Emily’s heart raced as her eyes met Derian’s. “Would it do me any good to argue?”

Derian’s thumb whispered over her lips.

“None at all.”

Chapter Fifteen


Dr. Carter Armstrong sauntered into the waiting room a little before noon, looking as polished and superior in a set of rumpled scrubs as he would have in a ten-thousand-dollar suit. His coal-black hair with just the slightest hint of white at the temples was perfectly in place, showing no signs of the surgical cap he’d been wearing when Derian had talked to him right before Henrietta had been taken to the operating room. He zeroed in on her and flashed a practiced smile. “We’re done. She’s fine.”

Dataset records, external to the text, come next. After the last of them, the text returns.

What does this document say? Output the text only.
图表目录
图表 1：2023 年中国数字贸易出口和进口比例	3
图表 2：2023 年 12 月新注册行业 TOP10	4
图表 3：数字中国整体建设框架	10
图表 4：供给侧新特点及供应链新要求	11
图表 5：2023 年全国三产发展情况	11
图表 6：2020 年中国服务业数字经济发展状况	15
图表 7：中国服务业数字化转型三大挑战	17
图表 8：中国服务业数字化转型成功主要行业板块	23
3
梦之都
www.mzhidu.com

Derian impulsively wrapped an arm around Emily and pulled her close. After a second of head-spinning relief, she met the surgeon in the middle of the room. “Where is she?”

“In a recovery room, right now. We like to keep the patients close to the OR for a few minutes after we close, just in case—although I don’t expect any problems.”

“Can you tell me what you did?”

He gave her a look as if she might not understand what his greatness had accomplished, but he lifted a shoulder and acquiesced. “As I explained earlier, her coronaries showed multiple levels of blockage, probably as a result of some long-term hyperlipidemia—abnormal fat metabolism—and hypertension. We jumped four grafts to reperfuse the cardiac muscle. Her signs all look great right now.”